Ocelot Configuration

 "UpstreamHttpMethod": [ "GET" ],
  "QoSOptions": {
    //Number of exceptions which are allowed before the circuit breaker is triggered.
    "ExceptionsAllowedBeforeBreaking": 3,
    //Duration in milliseconds for which the circuit breaker would remain open after been tripped
    "DurationOfBreak": 5000,
    //Duration after which the request is considered as timedout
    "TimeoutValue": 100000
  }

Solution

  • Even though the problem has been solved by removing Ocelot, let me share my thoughts about your policies.


    The escalation policy

    The way how you chain the policies to each other defines an escalation order.

    So, first let's see how does your policy chain looks like.

    The PollyQoSProvider helper class defines two policies in the following order:

    • A Circuit Breaker which triggers for HttpRequestException, TimeoutRejectedException and TimeoutException
    • And a Timeout

    These policies do not return any value.

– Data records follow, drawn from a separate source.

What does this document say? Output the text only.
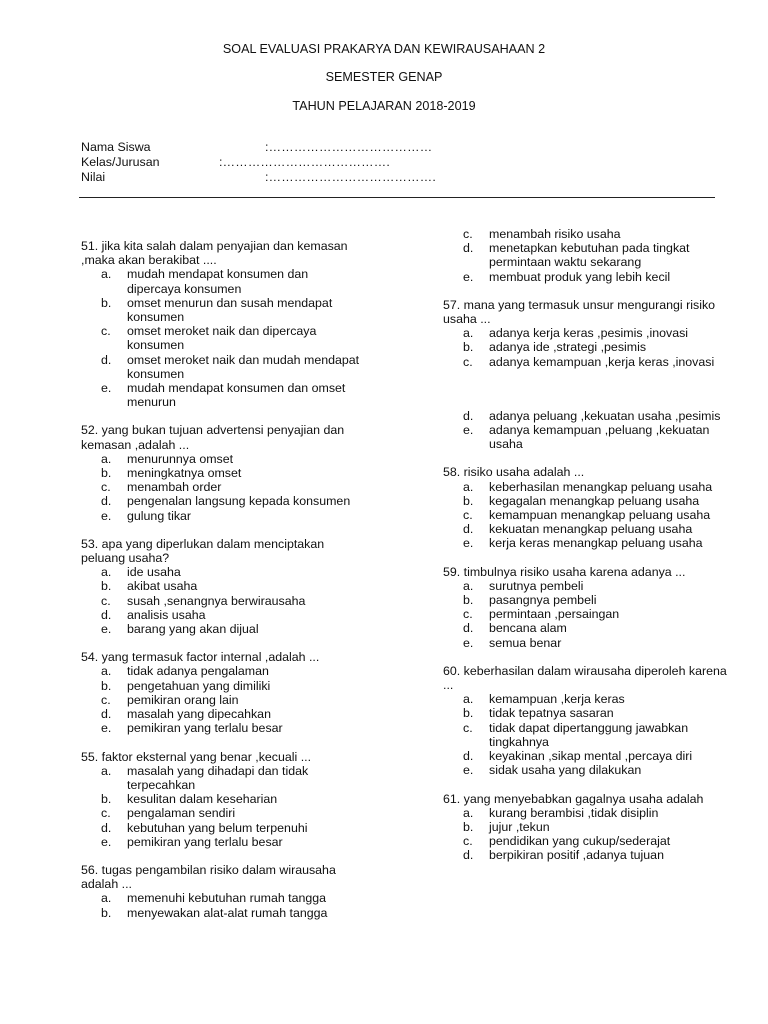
SOAL EVALUASI PRAKARYA DAN KEWIRAUSAHAAN 2
SEMESTER GENAP
TAHUN PELAJARAN 2018-2019
Nama Siswa	:…………………………………
Kelas/Jurusan	:………………………………….
Nilai	:………………………………….
51. jika kita salah dalam penyajian dan kemasan ,maka akan berakibat ....
a. mudah mendapat konsumen dan dipercaya konsumen
b. omset menurun dan susah mendapat konsumen
c. omset meroket naik dan dipercaya konsumen
d. omset meroket naik dan mudah mendapat konsumen
e. mudah mendapat konsumen dan omset menurun
52. yang bukan tujuan advertensi penyajian dan kemasan ,adalah ...
a. menurunnya omset
b. meningkatnya omset
c. menambah order
d. pengenalan langsung kepada konsumen
e. gulung tikar
53. apa yang diperlukan dalam menciptakan peluang usaha?
a. ide usaha
b. akibat usaha
c. susah ,senangnya berwirausaha
d. analisis usaha
e. barang yang akan dijual
54. yang termasuk factor internal ,adalah ...
a. tidak adanya pengalaman
b. pengetahuan yang dimiliki
c. pemikiran orang lain
d. masalah yang dipecahkan
e. pemikiran yang terlalu besar
55. faktor eksternal yang benar ,kecuali ...
a. masalah yang dihadapi dan tidak terpecahkan
b. kesulitan dalam keseharian
c. pengalaman sendiri
d. kebutuhan yang belum terpenuhi
e. pemikiran yang terlalu besar
56. tugas pengambilan risiko dalam wirausaha adalah ...
a. memenuhi kebutuhan rumah tangga
b. menyewakan alat-alat rumah tangga
c. menambah risiko usaha
d. menetapkan kebutuhan pada tingkat permintaan waktu sekarang
e. membuat produk yang lebih kecil
57. mana yang termasuk unsur mengurangi risiko usaha ...
a. adanya kerja keras ,pesimis ,inovasi
b. adanya ide ,strategi ,pesimis
c. adanya kemampuan ,kerja keras ,inovasi
d. adanya peluang ,kekuatan usaha ,pesimis
e. adanya kemampuan ,peluang ,kekuatan usaha
58. risiko usaha adalah ...
a. keberhasilan menangkap peluang usaha
b. kegagalan menangkap peluang usaha
c. kemampuan menangkap peluang usaha
d. kekuatan menangkap peluang usaha
e. kerja keras menangkap peluang usaha
59. timbulnya risiko usaha karena adanya ...
a. surutnya pembeli
b. pasangnya pembeli
c. permintaan ,persaingan
d. bencana alam
e. semua benar
60. keberhasilan dalam wirausaha diperoleh karena ...
a. kemampuan ,kerja keras
b. tidak tepatnya sasaran
c. tidak dapat dipertanggung jawabkan tingkahnya
d. keyakinan ,sikap mental ,percaya diri
e. sidak usaha yang dilakukan
61. yang menyebabkan gagalnya usaha adalah
a. kurang berambisi ,tidak disiplin
b. jujur ,tekun
c. pendidikan yang cukup/sederajat
d. berpikiran positif ,adanya tujuan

    You have defined two other policies:

    • A Retry which triggers for HttpRequestException or when the status code is either 404 or 408 or 5XX
    • A Circuit Breaker which triggers when the status code is 500

    These policies do return with an HttpResponseMessage.

    You have chained them in the following order (from the most outer to the most inner):

    Circuit Breaker which triggers for HttpRequestException, TimeoutRejectedException and TimeoutException

    Timeout

    Retry which triggers for HttpRequestException or when the status code is either 404 or 408 or 5XX

    Circuit Breaker which triggers when the status code is 500

    This may or may not be your desired resiliency strategy. I would advice you to reassess whether this is what you really want/need.

    Chaining the policies

    The policies of the PollyQoSProvider are defined for async methods (Task) whereas yours are defined for async functions (Task<HttpResponseMessage>). The static WrapAsync does not allow to combine these two types of policies. On the hand the instance level WrapAsync does. (For more information about this constraints please read this SO topic.)

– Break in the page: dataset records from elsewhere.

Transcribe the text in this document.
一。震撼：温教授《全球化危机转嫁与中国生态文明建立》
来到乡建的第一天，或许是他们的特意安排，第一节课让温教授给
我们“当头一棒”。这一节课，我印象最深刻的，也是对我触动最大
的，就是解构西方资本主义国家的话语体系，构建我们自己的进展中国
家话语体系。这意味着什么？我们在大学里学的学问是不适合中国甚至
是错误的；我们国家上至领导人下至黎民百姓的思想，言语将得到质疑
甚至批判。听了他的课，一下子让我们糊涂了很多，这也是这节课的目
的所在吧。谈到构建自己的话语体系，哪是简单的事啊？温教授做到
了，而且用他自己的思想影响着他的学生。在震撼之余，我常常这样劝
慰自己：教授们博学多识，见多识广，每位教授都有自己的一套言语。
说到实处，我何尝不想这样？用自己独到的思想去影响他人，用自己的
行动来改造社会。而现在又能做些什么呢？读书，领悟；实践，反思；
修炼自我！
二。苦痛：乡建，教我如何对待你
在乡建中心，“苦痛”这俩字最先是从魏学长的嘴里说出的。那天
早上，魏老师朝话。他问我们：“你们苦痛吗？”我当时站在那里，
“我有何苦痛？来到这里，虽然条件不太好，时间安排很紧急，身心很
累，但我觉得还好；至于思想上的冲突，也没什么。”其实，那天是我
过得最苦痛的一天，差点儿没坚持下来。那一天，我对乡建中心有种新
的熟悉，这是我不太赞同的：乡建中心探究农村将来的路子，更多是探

    Because you have used the combination of the two that's why the chained policy is an IAsyncPolicy<HttpResponseMessage>. Even though it's working, I usually suggest to use only the static WrapAsync to chain policies due to its compile-time compatibility guarantees.

    Multi level circuit breakers

    I'm using Polly for awhile and I haven't encountered any use case where multiple (nested) circuit breakers would be really required. Most of time you can (and should) solve it with a single CB which can trigger for multiple different conditions:

    Circuit Breaker which triggers when the status code is 500 or for the following exceptions: HttpRequestException, TimeoutRejectedException and TimeoutException

    Policy<HttpResponseMessage>
      .HandleResult(r => r.StatusCode == HttpStatusCode.InternalServerError)
      .Or<HttpRequestException>()
      .Or<TimeoutRejectedException>()
      .Or<TimeoutException>()
      .CircuitBreakerAsync(
    

    Circuit breaker and its shared state

    The CB was designed in a way that it can be shared between multiple components. If you have already detected that the downstream is temporarily inaccessible then use this information everywhere rather than issue new requests and come to the same conclusion.

    So, defining a CB inside a DelegatingHandler is against this. Each and every DelegatingHandler will have its own CB so, they do not share state via the ICircuitController. Aim for reusing CB policy.

    Timeout strategies

    Timeout can work in optimistic or in pessimistic mode. Even though your code looks like at first glance it uses optimistic, unfortunately it does not.

    
    protected override async Task<HttpResponseMessage> SendAsync(HttpRequestMessage request, CancellationToken cancellationToken)
    {
        try
        {
            return await _circuitBreakerPolicies.ExecuteAsync(() => base.SendAsync(request, cancellationToken));
        }
        ...
    }
    

    The proper way would be the following by using a different overload of ExecuteAsync:

    await _circuitBreakerPolicies.ExecuteAsync((ct) => base.SendAsync(request,ct), cancellationToken);
    

    OFF: The PollyQoSProvider's CB was defined in a way that it can break for optimistic timeout (TimeoutRejectedException) and pessimistic timeout (TimeoutException) as well.